With a missed miscarriage, there are three options: an ERPC (the operation), medical management (drugs to start the miscarriage process), or simply waiting for nature to take its course. None of them are easy. If you opt to wait for nature to kick in you are sent home with advice that it might be like a heavy period and you should get some strong painkillers. You are advised to contact the hospital if "you pass clots bigger than your fist". They like to play down the symptoms so as not to alarm women - for some women it is not physically too bad. For others, it's is extremely painful - I ended up being admitted to hospital for two days because I was having contractions and was haemorrhaging.

But yes, if you don't have the operation then you are left to do it at home unless medical intervention is needed. Some people do flush the gestational sac down the toilet. Others bury it. It seems horrific - it is horrific - but it's not a medical emergency and there's really nothing the NHS can do at that stage. It's very difficult and it's emotionally devastating. If you are lucky, the NHS will provide the compassion and support and kindness and advice that makes the world of difference. Unfortunately, many hospitals simply don't.

Please tell your friend that it's not something you ever forget but it is something that gets easier with time.

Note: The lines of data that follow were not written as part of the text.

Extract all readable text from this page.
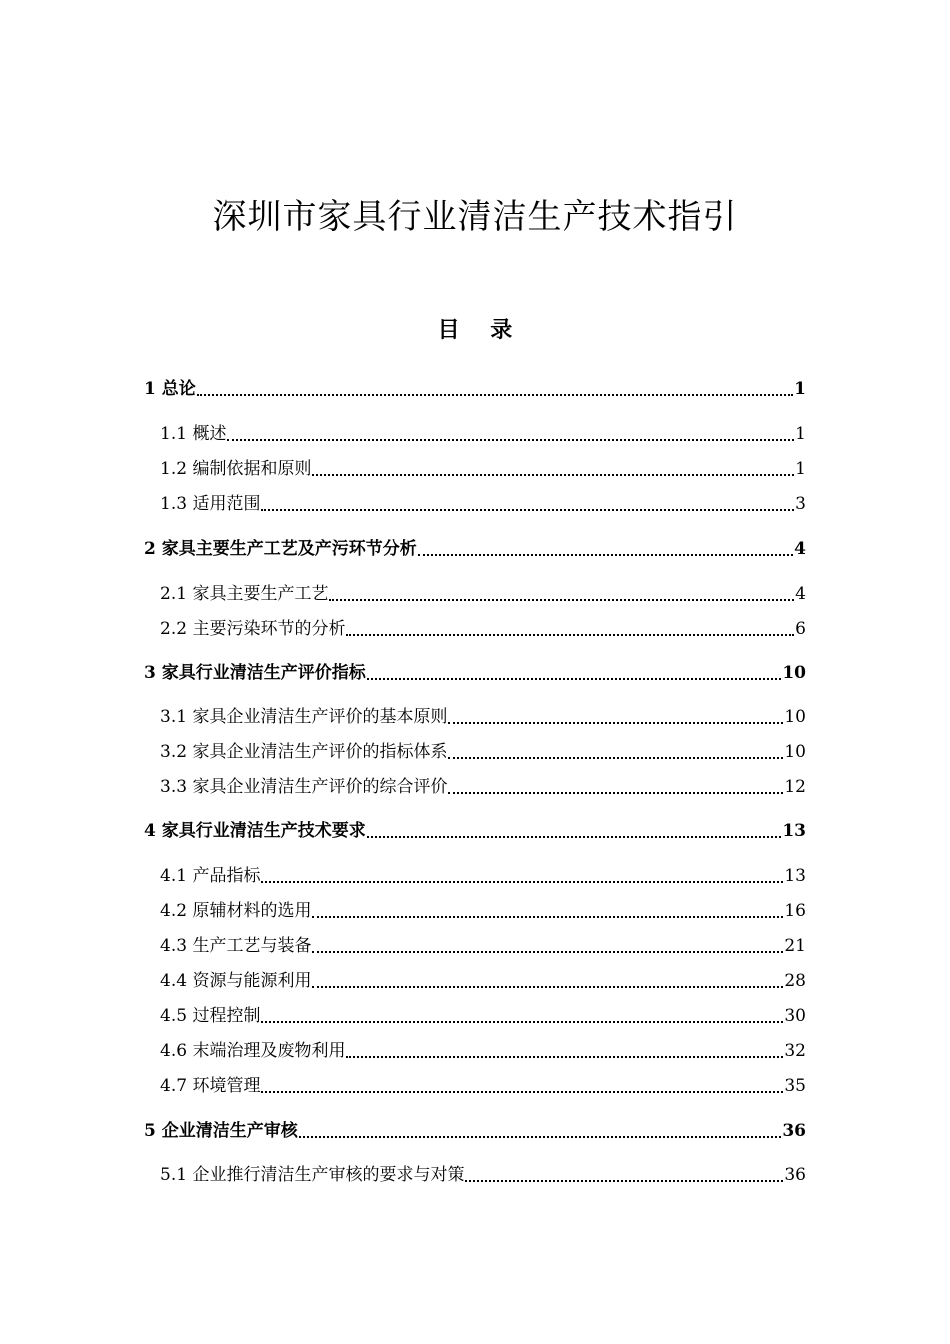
深圳市家具行业清洁生产技术指引
目    录
1 总论	1
1.1 概述	1
1.2 编制依据和原则	1
1.3 适用范围	3
2 家具主要生产工艺及产污环节分析	4
2.1 家具主要生产工艺	4
2.2 主要污染环节的分析	6
3 家具行业清洁生产评价指标	10
3.1 家具企业清洁生产评价的基本原则	10
3.2 家具企业清洁生产评价的指标体系	10
3.3 家具企业清洁生产评价的综合评价	12
4 家具行业清洁生产技术要求	13
4.1 产品指标	13
4.2 原辅材料的选用	16
4.3 生产工艺与装备	21
4.4 资源与能源利用	28
4.5 过程控制	30
4.6 末端治理及废物利用	32
4.7 环境管理	35
5 企业清洁生产审核	36
5.1 企业推行清洁生产审核的要求与对策	36
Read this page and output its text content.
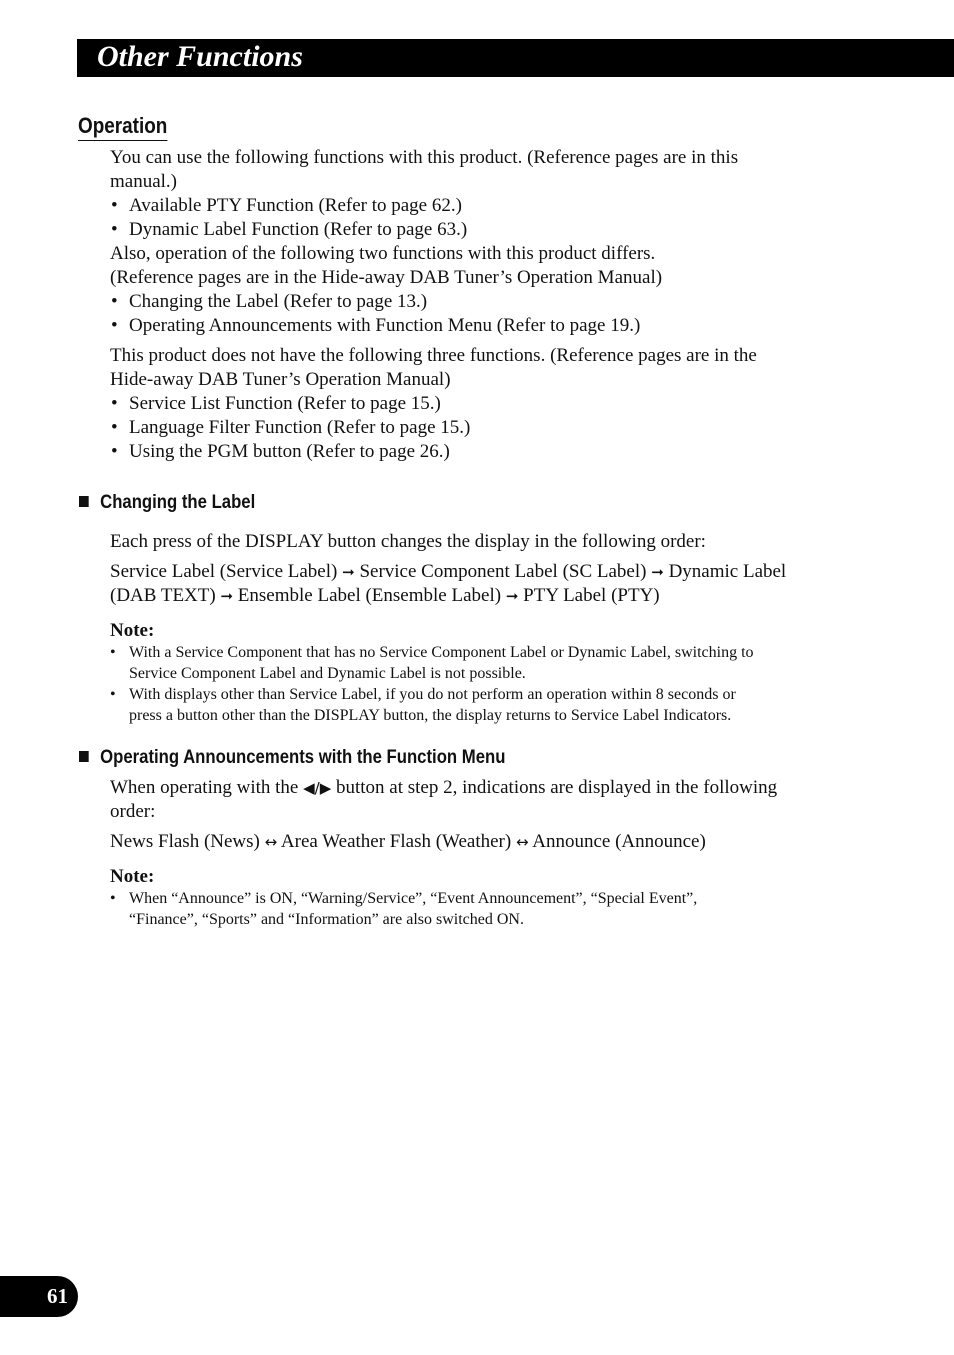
Other Functions
Operation
You can use the following functions with this product. (Reference pages are in this
manual.)
• Available PTY Function (Refer to page 62.)
• Dynamic Label Function (Refer to page 63.)
Also, operation of the following two functions with this product differs.
(Reference pages are in the Hide-away DAB Tuner’s Operation Manual)
• Changing the Label (Refer to page 13.)
• Operating Announcements with Function Menu (Refer to page 19.)
This product does not have the following three functions. (Reference pages are in the
Hide-away DAB Tuner’s Operation Manual)
• Service List Function (Refer to page 15.)
• Language Filter Function (Refer to page 15.)
• Using the PGM button (Refer to page 26.)
Changing the Label
Each press of the DISPLAY button changes the display in the following order:
Service Label (Service Label) ➞ Service Component Label (SC Label) ➞ Dynamic Label
(DAB TEXT) ➞ Ensemble Label (Ensemble Label) ➞ PTY Label (PTY)
Note:
• With a Service Component that has no Service Component Label or Dynamic Label, switching to
Service Component Label and Dynamic Label is not possible.
• With displays other than Service Label, if you do not perform an operation within 8 seconds or
press a button other than the DISPLAY button, the display returns to Service Label Indicators.
Operating Announcements with the Function Menu
When operating with the ◀/▶ button at step 2, indications are displayed in the following
order:
News Flash (News) ↔ Area Weather Flash (Weather) ↔ Announce (Announce)
Note:
• When “Announce” is ON, “Warning/Service”, “Event Announcement”, “Special Event”,
“Finance”, “Sports” and “Information” are also switched ON.
61
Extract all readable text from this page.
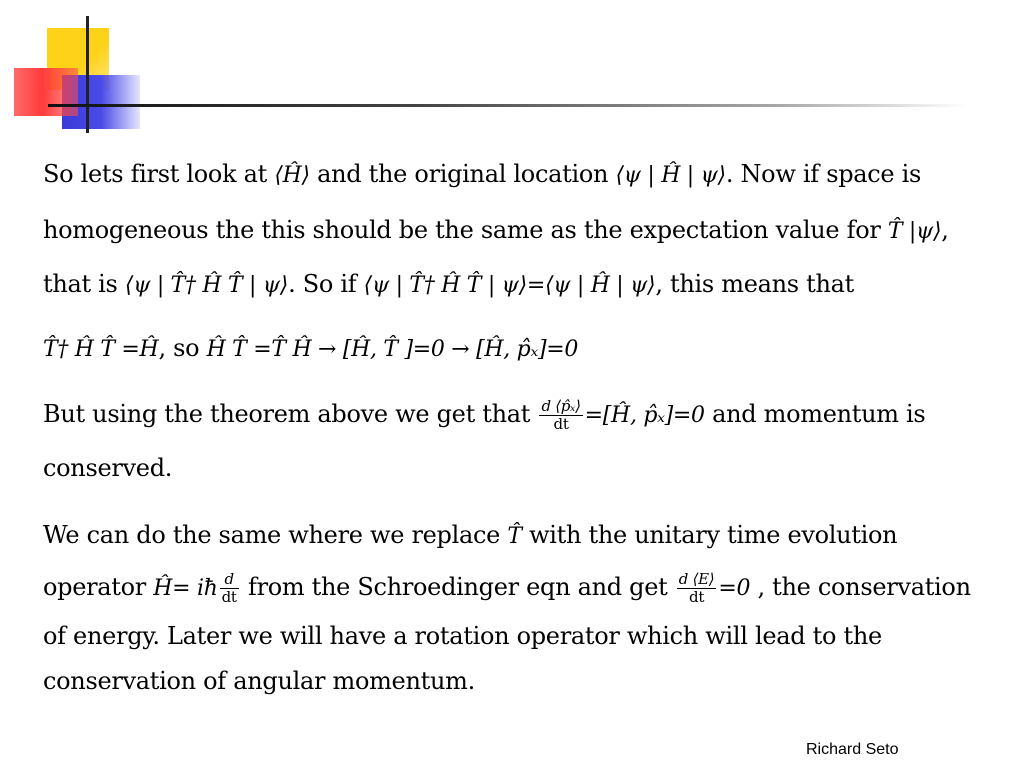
So lets first look at ⟨Ĥ⟩ and the original location ⟨ψ | Ĥ | ψ⟩. Now if space is
homogeneous the this should be the same as the expectation value for T̂ |ψ⟩,
that is ⟨ψ | T̂† Ĥ T̂ | ψ⟩. So if ⟨ψ | T̂† Ĥ T̂ | ψ⟩=⟨ψ | Ĥ | ψ⟩, this means that
T̂† Ĥ T̂ =Ĥ, so Ĥ T̂ =T̂ Ĥ → [Ĥ, T̂ ]=0 → [Ĥ, p̂ₓ]=0
But using the theorem above we get that $\frac{\text{d ⟨p̂ₓ⟩}}{dt}$ =[Ĥ, p̂ₓ]=0 and momentum is
conserved.
We can do the same where we replace T̂ with the unitary time evolution
operator Ĥ= iħ $\frac{d}{dt}$ from the Schroedinger eqn and get $\frac{d ⟨E⟩}{dt} =0$ , the conservation
of energy. Later we will have a rotation operator which will lead to the
conservation of angular momentum.
Richard Seto
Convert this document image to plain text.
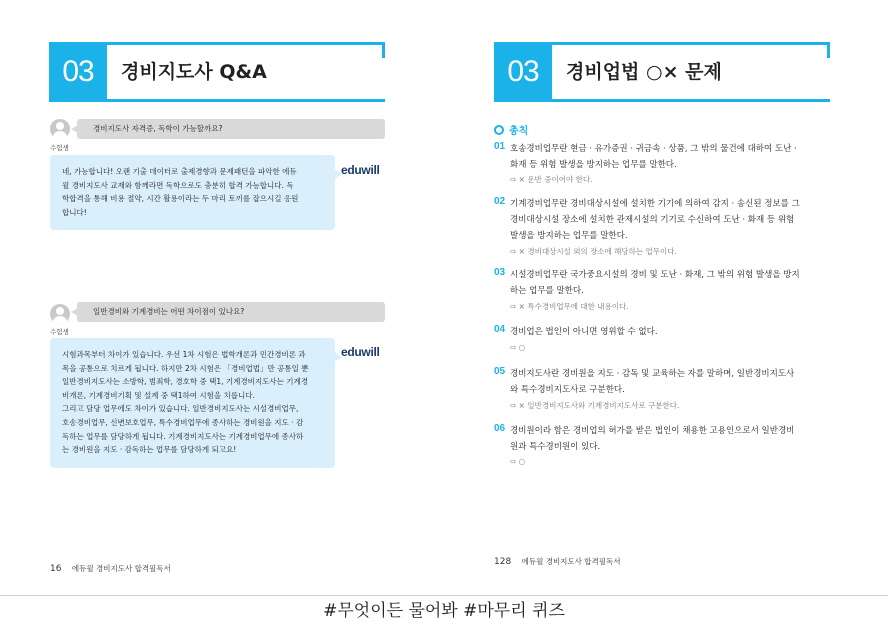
03	경비지도사 Q&A
수험생
경비지도사 자격증, 독학이 가능할까요?
eduwill
네, 가능합니다! 오랜 기출 데이터로 출제경향과 문제패턴을 파악한 에듀
윌 경비지도사 교재와 함께라면 독학으로도 충분히 합격 가능합니다. 독
학합격을 통해 비용 절약, 시간 활용이라는 두 마리 토끼를 잡으시길 응원
합니다!
수험생
일반경비와 기계경비는 어떤 차이점이 있나요?
eduwill
시험과목부터 차이가 있습니다. 우선 1차 시험은 법학개론과 민간경비론 과
목을 공통으로 치르게 됩니다. 하지만 2차 시험은 「경비업법」만 공통일 뿐
일반경비지도사는 소방학, 범죄학, 경호학 중 택1, 기계경비지도사는 기계경
비개론, 기계경비기획 및 설계 중 택1하여 시험을 치릅니다.
그리고 담당 업무에도 차이가 있습니다. 일반경비지도사는 시설경비업무,
호송경비업무, 신변보호업무, 특수경비업무에 종사하는 경비원을 지도 · 감
독하는 업무를 담당하게 됩니다. 기계경비지도사는 기계경비업무에 종사하
는 경비원을 지도 · 감독하는 업무를 담당하게 되고요!
16 에듀윌 경비지도사 합격필독서
03	경비업법 ○× 문제
총칙
01 호송경비업무란 현금 · 유가증권 · 귀금속 · 상품, 그 밖의 물건에 대하여 도난 ·
화재 등 위험 발생을 방지하는 업무를 말한다.
⇨ × 운반 중이어야 한다.
02 기계경비업무란 경비대상시설에 설치한 기기에 의하여 감지 · 송신된 정보를 그
경비대상시설 장소에 설치한 관제시설의 기기로 수신하여 도난 · 화재 등 위험
발생을 방지하는 업무를 말한다.
⇨ × 경비대상시설 외의 장소에 해당하는 업무이다.
03 시설경비업무란 국가중요시설의 경비 및 도난 · 화재, 그 밖의 위험 발생을 방지
하는 업무를 말한다.
⇨ × 특수경비업무에 대한 내용이다.
04 경비업은 법인이 아니면 영위할 수 없다.
⇨ ○
05 경비지도사란 경비원을 지도 · 감독 및 교육하는 자를 말하며, 일반경비지도사
와 특수경비지도사로 구분한다.
⇨ × 일반경비지도사와 기계경비지도사로 구분한다.
06 경비원이라 함은 경비업의 허가를 받은 법인이 채용한 고용인으로서 일반경비
원과 특수경비원이 있다.
⇨ ○
128 에듀윌 경비지도사 합격필독서
#무엇이든 물어봐 #마무리 퀴즈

Miscarriage is so horribly common and yet so incredibly taboo but talking to friends and family friends afterwards, many women will say that it happened to them. Also, just because it happens once does not mean it is likely to happen again (I'm walking waddling proof of that, though a subsequent pregnancy is filled with fear and worry, and relief at each day that progresses without bleeding).

Online support is there - the Mumsnet miscarriage/pregnancy loss forums are an amazing source of information, for example - and there are campaigns for a Code of Conduct to be introduced (http://www.mumsnet.com/info/miscarriage-code-of-practice).

Your friend should definitely complain about the way she was treated. The process is not necessarily at fault here but the lack of respect and kindness certainly is.